Da ich dieses Forum schon mehrfach nützliche Informationen entnehmen könnte, möchte ich auch mal etwas beitragen: Über das "Aufbohren" des E-Werks zwecks Leistungssteigerung und etwas über USB-Pufferakkus.

In Analogie zum Minimallader habe ich habe ich Elkos ins Kabel kurz vor den Wechselstromseintritt beim E-Werk geschaltet und die produzierte Leistung des E-Werks beim Radfahren verfolgt. Gemessen habe ich mit einem "Voltcraft PM-60V/20A" mit eigener Energieversorgung. Das Voltcraft-Gerät war zwischen E-Werk (Standardinstellungen: 4.9V/1.5A) und dem USB-Pufferakku "SIStech Powerbank XL41" (41 Wh, nicht mehr käuflich, schon etwa 2,5 Jahre alt und viel genutzt) geschaltet. Meine Standard-Velostrecke ist etwa 35 km lang, es geht auf und ab, durch Stadt und über Feldwege. Die Geschwindigkeiten liegen zwischen 8 und 30+ km/h mit einem Schnitt im Bereich von 16 bis 17 km/h. (Auf Radreisen mit Gepäck fahre ich nicht schneller.) Stromquelle ist ein Shimano Nabendynamo (DH-3N72) in einem 26'' Laufrad.
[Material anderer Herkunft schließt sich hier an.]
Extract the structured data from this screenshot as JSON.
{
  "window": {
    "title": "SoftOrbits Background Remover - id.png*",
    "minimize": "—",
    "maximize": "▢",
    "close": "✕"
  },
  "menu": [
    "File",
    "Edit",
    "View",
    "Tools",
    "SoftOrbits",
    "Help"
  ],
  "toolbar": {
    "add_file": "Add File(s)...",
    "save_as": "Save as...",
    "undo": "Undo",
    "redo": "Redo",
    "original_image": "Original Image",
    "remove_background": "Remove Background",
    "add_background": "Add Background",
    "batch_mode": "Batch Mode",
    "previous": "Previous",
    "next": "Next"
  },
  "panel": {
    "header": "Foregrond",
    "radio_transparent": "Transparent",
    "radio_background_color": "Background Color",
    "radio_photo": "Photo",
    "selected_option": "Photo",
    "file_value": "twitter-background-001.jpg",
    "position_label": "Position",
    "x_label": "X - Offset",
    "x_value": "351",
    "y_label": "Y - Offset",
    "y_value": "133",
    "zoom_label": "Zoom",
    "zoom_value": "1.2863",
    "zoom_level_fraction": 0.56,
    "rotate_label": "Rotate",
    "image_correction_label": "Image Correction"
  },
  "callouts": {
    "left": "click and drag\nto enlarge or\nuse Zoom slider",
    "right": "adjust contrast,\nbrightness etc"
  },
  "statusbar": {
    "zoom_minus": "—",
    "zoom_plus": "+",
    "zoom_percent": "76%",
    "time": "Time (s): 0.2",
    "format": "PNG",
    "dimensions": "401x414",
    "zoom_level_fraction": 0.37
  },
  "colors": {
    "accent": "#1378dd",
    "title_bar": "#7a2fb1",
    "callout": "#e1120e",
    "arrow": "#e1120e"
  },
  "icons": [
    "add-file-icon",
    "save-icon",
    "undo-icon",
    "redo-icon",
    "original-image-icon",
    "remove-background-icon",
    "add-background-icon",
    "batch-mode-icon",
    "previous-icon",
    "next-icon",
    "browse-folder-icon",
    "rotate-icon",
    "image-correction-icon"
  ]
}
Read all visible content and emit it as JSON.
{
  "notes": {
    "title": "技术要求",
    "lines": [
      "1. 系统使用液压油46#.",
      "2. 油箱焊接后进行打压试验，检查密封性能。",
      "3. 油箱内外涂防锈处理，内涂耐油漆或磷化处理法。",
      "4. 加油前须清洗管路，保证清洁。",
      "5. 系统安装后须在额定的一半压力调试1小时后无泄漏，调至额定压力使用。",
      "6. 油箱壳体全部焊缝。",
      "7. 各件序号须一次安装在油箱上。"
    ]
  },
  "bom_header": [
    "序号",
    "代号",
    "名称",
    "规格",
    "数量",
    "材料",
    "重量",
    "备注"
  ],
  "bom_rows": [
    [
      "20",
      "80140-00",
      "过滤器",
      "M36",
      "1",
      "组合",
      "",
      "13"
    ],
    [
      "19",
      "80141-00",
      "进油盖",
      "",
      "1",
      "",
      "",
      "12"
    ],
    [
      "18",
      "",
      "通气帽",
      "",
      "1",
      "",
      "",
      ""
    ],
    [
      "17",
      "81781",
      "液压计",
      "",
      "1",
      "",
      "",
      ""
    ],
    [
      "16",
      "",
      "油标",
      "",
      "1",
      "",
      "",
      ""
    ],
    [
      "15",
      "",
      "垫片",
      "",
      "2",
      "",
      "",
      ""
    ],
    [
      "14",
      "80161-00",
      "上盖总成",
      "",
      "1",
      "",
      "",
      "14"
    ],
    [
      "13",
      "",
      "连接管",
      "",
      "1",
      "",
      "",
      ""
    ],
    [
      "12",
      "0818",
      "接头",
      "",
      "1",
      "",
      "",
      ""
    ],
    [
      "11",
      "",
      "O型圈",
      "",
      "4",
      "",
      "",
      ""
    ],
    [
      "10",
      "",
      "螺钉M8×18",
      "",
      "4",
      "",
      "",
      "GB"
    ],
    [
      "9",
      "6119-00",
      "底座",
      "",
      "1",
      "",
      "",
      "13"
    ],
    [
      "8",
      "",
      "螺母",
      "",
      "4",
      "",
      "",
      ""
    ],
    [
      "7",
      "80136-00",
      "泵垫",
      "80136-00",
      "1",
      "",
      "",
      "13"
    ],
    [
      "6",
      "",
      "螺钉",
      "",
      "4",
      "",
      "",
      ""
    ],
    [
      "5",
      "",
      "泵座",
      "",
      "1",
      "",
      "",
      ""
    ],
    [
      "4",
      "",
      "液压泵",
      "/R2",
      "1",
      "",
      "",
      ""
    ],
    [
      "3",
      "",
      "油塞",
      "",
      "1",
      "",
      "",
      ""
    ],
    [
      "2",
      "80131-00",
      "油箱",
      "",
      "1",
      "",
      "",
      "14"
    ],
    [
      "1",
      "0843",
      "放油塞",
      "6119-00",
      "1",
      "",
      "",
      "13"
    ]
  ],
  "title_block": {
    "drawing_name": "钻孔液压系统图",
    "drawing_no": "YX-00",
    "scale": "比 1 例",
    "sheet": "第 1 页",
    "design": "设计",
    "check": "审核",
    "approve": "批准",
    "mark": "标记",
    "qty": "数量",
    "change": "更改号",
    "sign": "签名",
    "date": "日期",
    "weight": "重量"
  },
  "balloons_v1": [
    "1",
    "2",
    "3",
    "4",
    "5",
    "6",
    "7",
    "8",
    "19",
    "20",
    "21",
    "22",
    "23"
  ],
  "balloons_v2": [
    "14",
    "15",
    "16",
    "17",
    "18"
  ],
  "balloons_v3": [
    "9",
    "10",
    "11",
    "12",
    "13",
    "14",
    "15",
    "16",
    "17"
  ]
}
Mit dem Voltcraft lässt sich Spannung, Strom und Leistung ablesen und bei verschiedenen Geschwindigkeiten (nach meinem nicht sonderlich genauen Fahrrad-Tacho) betrachten, aber auch die Gesamtleistung über die Tour wird aufaddiert. Der Pufferakku hat eine integrierten Anzeige für die Zellspannung, die normalerweise vor einer Tour im Bereich von 3.7 bis 3.8 V liegt, der Akku also gut halb voll ist. Die Powerbank XL 41 lässt - abweichend von den Herstellerangaben mit 1 A - bis etwa 1,6 A Ladestrom zu.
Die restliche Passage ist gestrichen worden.